Facts and evidence of checks are gathered during toolchain executions. This data is available to Security and Compliance Center. Your security officer can schedule environment scans, or perform ad-hoc on-demand scan to check current state of the environment.

When the scan is finished, you, acting as the compliance officer, have quick access to how your toolchains are meeting your compliance control goals and which goals are failing or missing:

In this case, you can see that many controls are passed successfully (green color), there are no failures (red) of the ones that were implemented, but there are still some checks not implemented yet (yellow). So depending on your requirements, this toolchain may be already compliant or may still need some additional work to be done, but you can see that clearly and make corrective actions.

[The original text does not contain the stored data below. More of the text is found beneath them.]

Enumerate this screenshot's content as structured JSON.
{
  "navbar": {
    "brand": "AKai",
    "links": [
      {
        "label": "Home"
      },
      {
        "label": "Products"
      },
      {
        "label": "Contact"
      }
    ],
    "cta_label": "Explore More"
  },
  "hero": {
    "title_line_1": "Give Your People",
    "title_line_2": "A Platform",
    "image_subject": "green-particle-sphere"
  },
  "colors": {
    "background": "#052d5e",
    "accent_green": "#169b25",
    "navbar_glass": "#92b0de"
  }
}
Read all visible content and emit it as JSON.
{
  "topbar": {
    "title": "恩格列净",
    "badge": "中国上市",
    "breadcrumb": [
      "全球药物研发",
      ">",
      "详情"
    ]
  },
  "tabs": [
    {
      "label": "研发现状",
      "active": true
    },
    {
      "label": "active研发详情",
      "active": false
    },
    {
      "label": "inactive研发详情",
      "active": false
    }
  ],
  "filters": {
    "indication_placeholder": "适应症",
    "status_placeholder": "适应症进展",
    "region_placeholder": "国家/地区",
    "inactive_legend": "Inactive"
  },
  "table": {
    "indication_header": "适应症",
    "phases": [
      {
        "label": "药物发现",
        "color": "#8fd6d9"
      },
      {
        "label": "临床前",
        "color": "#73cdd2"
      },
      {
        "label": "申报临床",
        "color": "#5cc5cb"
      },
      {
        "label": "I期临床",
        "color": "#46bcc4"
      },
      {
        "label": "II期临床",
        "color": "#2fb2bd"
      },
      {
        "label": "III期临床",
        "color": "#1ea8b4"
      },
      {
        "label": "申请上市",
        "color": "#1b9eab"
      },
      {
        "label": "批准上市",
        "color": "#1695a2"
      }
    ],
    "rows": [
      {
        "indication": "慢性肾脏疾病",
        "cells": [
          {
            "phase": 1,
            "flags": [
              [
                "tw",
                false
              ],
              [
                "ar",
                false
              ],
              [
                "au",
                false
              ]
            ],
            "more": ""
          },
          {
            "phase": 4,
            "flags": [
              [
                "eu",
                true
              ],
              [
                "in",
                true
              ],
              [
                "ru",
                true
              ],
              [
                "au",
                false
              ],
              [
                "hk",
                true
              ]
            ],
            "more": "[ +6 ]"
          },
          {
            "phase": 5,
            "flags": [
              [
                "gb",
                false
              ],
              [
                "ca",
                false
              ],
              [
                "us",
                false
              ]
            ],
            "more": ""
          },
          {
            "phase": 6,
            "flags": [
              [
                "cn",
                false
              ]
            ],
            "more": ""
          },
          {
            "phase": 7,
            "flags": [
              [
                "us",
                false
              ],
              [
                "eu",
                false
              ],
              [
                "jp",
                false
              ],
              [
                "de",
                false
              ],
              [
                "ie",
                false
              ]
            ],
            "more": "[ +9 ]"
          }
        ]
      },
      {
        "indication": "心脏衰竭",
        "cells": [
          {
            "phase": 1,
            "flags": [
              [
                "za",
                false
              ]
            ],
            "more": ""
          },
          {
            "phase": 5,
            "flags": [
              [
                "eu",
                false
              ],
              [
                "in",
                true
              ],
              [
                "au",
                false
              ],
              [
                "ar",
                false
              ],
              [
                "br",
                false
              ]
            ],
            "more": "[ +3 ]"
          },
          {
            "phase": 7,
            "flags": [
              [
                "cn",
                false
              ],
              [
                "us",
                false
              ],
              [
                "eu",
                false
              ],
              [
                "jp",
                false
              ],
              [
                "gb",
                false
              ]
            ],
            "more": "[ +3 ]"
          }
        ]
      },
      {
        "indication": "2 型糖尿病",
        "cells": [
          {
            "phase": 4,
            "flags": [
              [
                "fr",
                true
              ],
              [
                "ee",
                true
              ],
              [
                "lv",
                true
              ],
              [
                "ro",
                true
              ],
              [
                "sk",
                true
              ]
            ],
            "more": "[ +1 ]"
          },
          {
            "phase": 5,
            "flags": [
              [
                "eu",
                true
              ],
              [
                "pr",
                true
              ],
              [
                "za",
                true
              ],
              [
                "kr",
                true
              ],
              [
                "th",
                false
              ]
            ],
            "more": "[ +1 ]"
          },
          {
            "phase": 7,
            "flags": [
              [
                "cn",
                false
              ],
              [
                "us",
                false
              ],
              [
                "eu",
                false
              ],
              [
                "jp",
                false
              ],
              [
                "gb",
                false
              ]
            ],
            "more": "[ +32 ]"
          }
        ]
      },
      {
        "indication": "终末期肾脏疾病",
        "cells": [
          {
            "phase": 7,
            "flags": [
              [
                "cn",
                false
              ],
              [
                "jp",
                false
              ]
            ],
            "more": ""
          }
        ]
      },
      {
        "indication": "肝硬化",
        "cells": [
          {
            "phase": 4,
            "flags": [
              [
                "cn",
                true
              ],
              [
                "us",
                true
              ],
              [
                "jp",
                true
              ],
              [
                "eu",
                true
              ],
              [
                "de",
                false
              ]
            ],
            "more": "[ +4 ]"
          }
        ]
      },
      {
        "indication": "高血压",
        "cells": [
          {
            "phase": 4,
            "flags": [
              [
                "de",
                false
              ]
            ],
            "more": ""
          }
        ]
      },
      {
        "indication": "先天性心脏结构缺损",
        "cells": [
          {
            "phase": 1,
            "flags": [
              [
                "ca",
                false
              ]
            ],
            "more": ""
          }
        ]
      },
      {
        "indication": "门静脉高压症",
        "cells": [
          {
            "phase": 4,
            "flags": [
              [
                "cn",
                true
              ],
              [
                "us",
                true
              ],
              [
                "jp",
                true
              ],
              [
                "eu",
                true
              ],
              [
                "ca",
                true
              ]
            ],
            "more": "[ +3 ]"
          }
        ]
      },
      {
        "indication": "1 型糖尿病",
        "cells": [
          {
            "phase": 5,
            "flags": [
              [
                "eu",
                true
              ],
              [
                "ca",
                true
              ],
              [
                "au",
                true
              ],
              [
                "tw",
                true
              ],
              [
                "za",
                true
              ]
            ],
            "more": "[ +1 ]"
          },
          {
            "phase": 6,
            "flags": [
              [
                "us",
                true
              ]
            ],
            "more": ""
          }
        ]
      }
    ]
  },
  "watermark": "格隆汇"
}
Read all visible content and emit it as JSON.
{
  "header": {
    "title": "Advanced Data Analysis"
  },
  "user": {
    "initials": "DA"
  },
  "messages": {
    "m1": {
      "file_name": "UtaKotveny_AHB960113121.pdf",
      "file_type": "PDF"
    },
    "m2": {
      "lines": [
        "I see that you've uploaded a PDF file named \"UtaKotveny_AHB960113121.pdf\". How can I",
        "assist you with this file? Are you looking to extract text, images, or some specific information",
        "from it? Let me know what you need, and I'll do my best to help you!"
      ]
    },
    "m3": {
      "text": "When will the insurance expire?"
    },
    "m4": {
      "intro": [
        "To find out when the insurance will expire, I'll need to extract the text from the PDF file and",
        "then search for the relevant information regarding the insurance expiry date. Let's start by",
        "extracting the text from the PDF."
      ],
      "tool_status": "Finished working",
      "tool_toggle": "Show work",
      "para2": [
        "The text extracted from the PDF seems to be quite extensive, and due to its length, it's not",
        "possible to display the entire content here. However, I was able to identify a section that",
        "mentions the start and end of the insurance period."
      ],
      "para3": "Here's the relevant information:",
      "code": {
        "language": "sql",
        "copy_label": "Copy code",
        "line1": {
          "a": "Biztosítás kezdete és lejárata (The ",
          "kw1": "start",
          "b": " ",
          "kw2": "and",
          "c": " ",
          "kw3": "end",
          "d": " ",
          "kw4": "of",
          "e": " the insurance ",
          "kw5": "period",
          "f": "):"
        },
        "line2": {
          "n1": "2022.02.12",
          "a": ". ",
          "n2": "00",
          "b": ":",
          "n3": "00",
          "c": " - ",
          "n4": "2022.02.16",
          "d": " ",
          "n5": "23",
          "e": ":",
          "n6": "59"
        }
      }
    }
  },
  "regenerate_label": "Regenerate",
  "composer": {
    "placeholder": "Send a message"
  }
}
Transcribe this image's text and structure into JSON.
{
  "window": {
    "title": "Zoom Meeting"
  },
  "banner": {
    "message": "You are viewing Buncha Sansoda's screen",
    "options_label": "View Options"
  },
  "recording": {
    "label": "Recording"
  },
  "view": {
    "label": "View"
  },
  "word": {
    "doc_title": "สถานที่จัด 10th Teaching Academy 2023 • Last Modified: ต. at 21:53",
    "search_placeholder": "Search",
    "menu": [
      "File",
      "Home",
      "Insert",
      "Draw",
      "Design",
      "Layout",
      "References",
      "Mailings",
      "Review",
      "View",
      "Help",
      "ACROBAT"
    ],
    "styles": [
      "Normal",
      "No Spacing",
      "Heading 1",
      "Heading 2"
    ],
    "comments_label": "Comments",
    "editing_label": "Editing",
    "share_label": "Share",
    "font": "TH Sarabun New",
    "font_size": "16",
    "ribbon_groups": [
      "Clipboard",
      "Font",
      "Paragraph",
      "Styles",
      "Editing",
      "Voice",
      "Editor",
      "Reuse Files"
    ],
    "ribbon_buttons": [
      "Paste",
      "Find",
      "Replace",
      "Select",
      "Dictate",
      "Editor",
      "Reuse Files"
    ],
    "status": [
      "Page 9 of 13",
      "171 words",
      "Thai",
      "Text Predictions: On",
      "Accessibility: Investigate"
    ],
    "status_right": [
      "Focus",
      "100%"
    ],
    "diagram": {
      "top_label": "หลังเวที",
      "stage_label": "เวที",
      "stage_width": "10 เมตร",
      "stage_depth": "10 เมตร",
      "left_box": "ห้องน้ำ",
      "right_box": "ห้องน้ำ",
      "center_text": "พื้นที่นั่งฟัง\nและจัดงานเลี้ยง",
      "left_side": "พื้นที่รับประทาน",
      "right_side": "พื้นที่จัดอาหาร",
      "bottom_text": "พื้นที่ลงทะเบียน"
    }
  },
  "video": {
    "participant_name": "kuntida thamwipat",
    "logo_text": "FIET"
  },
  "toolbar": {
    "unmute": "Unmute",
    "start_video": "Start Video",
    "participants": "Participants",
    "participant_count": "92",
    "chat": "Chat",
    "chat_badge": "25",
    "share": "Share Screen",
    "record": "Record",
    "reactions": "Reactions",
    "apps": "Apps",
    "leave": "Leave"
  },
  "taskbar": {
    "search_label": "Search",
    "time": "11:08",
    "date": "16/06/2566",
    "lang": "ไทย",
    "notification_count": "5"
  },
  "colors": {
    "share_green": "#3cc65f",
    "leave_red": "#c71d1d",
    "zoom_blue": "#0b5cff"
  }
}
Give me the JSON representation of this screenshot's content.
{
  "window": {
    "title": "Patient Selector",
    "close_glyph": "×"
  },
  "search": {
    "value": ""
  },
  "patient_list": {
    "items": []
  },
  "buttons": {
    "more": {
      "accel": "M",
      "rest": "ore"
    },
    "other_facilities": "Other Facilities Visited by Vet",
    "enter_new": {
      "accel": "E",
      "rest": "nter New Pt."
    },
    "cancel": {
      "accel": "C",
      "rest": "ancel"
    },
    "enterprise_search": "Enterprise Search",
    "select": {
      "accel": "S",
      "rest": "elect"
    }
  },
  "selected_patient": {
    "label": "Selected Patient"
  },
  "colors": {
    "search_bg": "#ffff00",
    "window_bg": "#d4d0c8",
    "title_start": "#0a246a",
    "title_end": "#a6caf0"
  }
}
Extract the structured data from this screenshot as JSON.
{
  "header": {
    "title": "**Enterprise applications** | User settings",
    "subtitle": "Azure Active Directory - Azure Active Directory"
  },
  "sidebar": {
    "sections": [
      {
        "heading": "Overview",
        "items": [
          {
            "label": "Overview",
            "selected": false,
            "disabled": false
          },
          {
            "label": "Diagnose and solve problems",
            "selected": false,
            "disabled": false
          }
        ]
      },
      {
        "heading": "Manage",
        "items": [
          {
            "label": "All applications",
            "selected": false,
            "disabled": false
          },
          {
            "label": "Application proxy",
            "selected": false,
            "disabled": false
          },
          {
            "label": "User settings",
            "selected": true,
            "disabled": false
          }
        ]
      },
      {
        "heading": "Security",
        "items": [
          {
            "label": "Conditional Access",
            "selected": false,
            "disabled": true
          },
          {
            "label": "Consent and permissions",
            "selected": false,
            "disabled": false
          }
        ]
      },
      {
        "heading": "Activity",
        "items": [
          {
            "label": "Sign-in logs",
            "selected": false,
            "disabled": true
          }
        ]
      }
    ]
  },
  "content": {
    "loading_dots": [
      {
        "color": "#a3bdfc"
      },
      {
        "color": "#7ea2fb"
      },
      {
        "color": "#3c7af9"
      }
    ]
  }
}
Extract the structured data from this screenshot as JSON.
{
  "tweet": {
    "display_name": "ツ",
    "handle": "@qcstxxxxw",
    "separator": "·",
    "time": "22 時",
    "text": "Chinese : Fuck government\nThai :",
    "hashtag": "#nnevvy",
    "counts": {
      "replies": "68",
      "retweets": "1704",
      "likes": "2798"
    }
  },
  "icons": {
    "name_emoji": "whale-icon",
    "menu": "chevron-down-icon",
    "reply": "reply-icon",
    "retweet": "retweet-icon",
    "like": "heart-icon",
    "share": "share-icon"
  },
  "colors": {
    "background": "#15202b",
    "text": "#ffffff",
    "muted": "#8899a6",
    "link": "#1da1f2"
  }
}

Benefits of adding compliance to your CI/CD processes

1. Continuous assurance that your process is compliant.
2. Significant effort reduction to gather data for auditing and regulatory purposes.
3. Instant visibility of the CI/CD pipelines for auditors.
4. Faster and safer software delivery thanks to automated checks and validations which builds confidence in delivering securely.

In this story you have learnt about the basics of the CI/CD compliance and how such solution could be designed in IBM Cloud.